Miri wanted to roll her eyes, but she wasn't convinced she still had a right eye. "Your children-..." Miri scoffed, "Your bastardized zealots, you mean."

"Little-..."

"I'm never coming back. I am never coming back. Do you hear me, Eventide? I will never come back. I found my way out and I took it, so fuck you. Fuck you to Gods' End and back," Miri spat a bloody mouthful into the water.

"Give me my child and I will return the souls of your friends," Eventide whispered calmly.

"Gods dammit," Miri hissed. Unfortunately, she knew this was coming. She knew that Eventide would win again if it decided to show up. "Fine. Arkaid was never as insufferable as the others, anyway," Miri grunted, "Take your spawn back."

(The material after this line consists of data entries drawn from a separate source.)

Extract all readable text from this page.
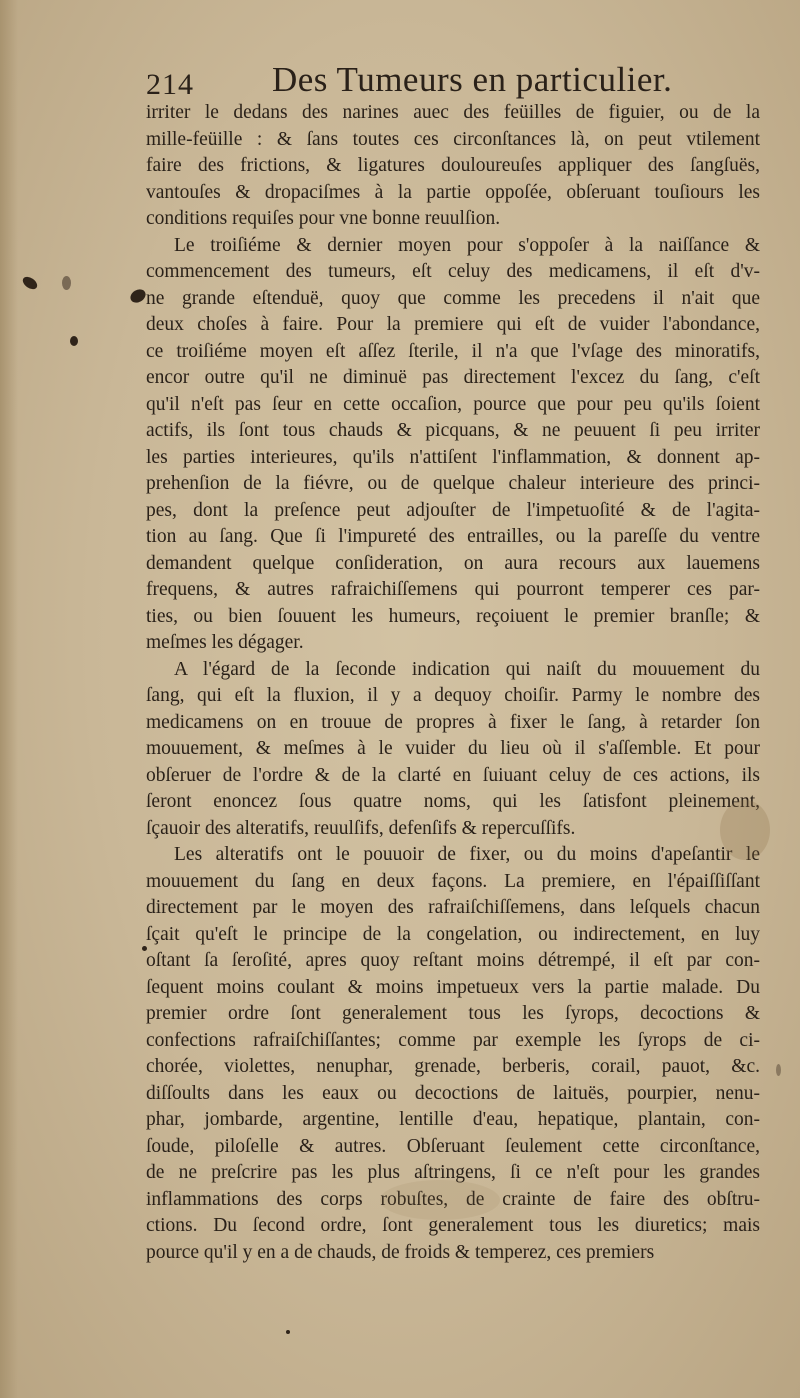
214 Des Tumeurs en particulier.
irriter le dedans des narines auec des feüilles de figuier, ou de la
mille-feüille : & ſans toutes ces circonſtances là, on peut vtilement
faire des frictions, & ligatures douloureuſes appliquer des ſangſuës,
vantouſes & dropaciſmes à la partie oppoſée, obſeruant touſiours les
conditions requiſes pour vne bonne reuulſion.
Le troiſiéme & dernier moyen pour s'oppoſer à la naiſſance &
commencement des tumeurs, eſt celuy des medicamens, il eſt d'v-
ne grande eſtenduë, quoy que comme les precedens il n'ait que
deux choſes à faire. Pour la premiere qui eſt de vuider l'abondance,
ce troiſiéme moyen eſt aſſez ſterile, il n'a que l'vſage des minoratifs,
encor outre qu'il ne diminuë pas directement l'excez du ſang, c'eſt
qu'il n'eſt pas ſeur en cette occaſion, pource que pour peu qu'ils ſoient
actifs, ils ſont tous chauds & picquans, & ne peuuent ſi peu irriter
les parties interieures, qu'ils n'attiſent l'inflammation, & donnent ap-
prehenſion de la fiévre, ou de quelque chaleur interieure des princi-
pes, dont la preſence peut adjouſter de l'impetuoſité & de l'agita-
tion au ſang. Que ſi l'impureté des entrailles, ou la pareſſe du ventre
demandent quelque conſideration, on aura recours aux lauemens
frequens, & autres rafraichiſſemens qui pourront temperer ces par-
ties, ou bien ſouuent les humeurs, reçoiuent le premier branſle; &
meſmes les dégager.
A l'égard de la ſeconde indication qui naiſt du mouuement du
ſang, qui eſt la fluxion, il y a dequoy choiſir. Parmy le nombre des
medicamens on en trouue de propres à fixer le ſang, à retarder ſon
mouuement, & meſmes à le vuider du lieu où il s'aſſemble. Et pour
obſeruer de l'ordre & de la clarté en ſuiuant celuy de ces actions, ils
ſeront enoncez ſous quatre noms, qui les ſatisfont pleinement,
ſçauoir des alteratifs, reuulſifs, defenſifs & repercuſſifs.
Les alteratifs ont le pouuoir de fixer, ou du moins d'apeſantir le
mouuement du ſang en deux façons. La premiere, en l'épaiſſiſſant
directement par le moyen des rafraiſchiſſemens, dans leſquels chacun
ſçait qu'eſt le principe de la congelation, ou indirectement, en luy
oſtant ſa ſeroſité, apres quoy reſtant moins détrempé, il eſt par con-
ſequent moins coulant & moins impetueux vers la partie malade. Du
premier ordre ſont generalement tous les ſyrops, decoctions &
confections rafraiſchiſſantes; comme par exemple les ſyrops de ci-
chorée, violettes, nenuphar, grenade, berberis, corail, pauot, &c.
diſſoults dans les eaux ou decoctions de laituës, pourpier, nenu-
phar, jombarde, argentine, lentille d'eau, hepatique, plantain, con-
ſoude, piloſelle & autres. Obſeruant ſeulement cette circonſtance,
de ne preſcrire pas les plus aſtringens, ſi ce n'eſt pour les grandes
inflammations des corps robuſtes, de crainte de faire des obſtru-
ctions. Du ſecond ordre, ſont generalement tous les diuretics; mais
pource qu'il y en a de chauds, de froids & temperez, ces premiers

"I need you to do it," Eventide responded, "Then I'll return the souls."

"All three?"

"Yes."

Miri struggled to her feet once more. She couldn't quite do it, but Eventide reached a hand out and lifted Miri out of the water and into the air. Miri put her hand out, one single talon upon her fingertip moving through the air. She hit something palpable within the nothingness in front of her, rending it open. A tear in the fabric of the world. A glowing, yellow portal ripped open, showing the stars behind it and in their center: the Black Sun. Behind it was Thyr, eclipsed, lending a halo of light to the ominous ink.

"There," Miri said, trying not to sound defeated, "This pocket is reconnected to the Black Sun." At least she trusted Eventide. She had never known it to go back on a deal.

"See you soon, Little Crow." Eventide vanished into the mists.

"Yeah, coward," Miri groaned after it was gone, spitting up blood, "Run away."

Joyona came up out of the water with a crash, pulling off her helmet and throwing it into the swamp. She was heaving, vomiting swamp water and trying to regain control of herself.

"Help!" Gwendolyn cried out behind the tree upon which Miri rested, "I'm hurt, I need-.. Joyona, I think I need that armor!"

As soon as she was able, Joyona struggled to her feet, gave Miri a confused look, and then wordlessly ran to Gwendolyn's position.

It was a short while before Gwendolyn was up and moving again, though she was about as bloody as Miri. A bit less openings in her body, though, for which Gwendolyn should be grateful. Mairaela came back in short order, too. Her nose was bleeding and one eye was bloodshot, but she was otherwise unharmed.

"What happened?" Mairaela gasped.

Gwendolyn shook her head.

Joyona gestured to Miri, which gave Mairaela a bit of a fright.

"What are you doing here?" Mairaela asked Miri with a furrowed brow.

"Oh," Miri said, rocking her head back against the tree and closing her eyes, "You know that 'good fight' I mentioned? Think I just had it."

"That doesn't answer the question," Gwendolyn said, though she looked sympathetic to the demoness' pain.

"I cut some wrong-place-wrong-time fucks to itty bitty shreds," Miri grunted with a bloody smirk, "Again." She neglected to mention saving all of them. It wouldn't be good to raise more questions.

"Are you going to give control back to Tess?" Mairaela asked.

"When our body isn't falling apart, sure," Miri replied, "Or would you have her go through this pain instead?"

"No," Mairaela said, looking remorseful, "No, I didn't mean it like that."

She did, Miri knew.

"Joyona," Miri groaned, "Mind carrying me?"

The giant nodded her head and Miri flashed her cheeky smile.

When the group reached the tower, Miri's rapid healing had most of her wounds closing and her bones reconnected. Her finger was growing back and she wasn't bleeding so much anymore. "I want Tess to see this part. It's special, the first time."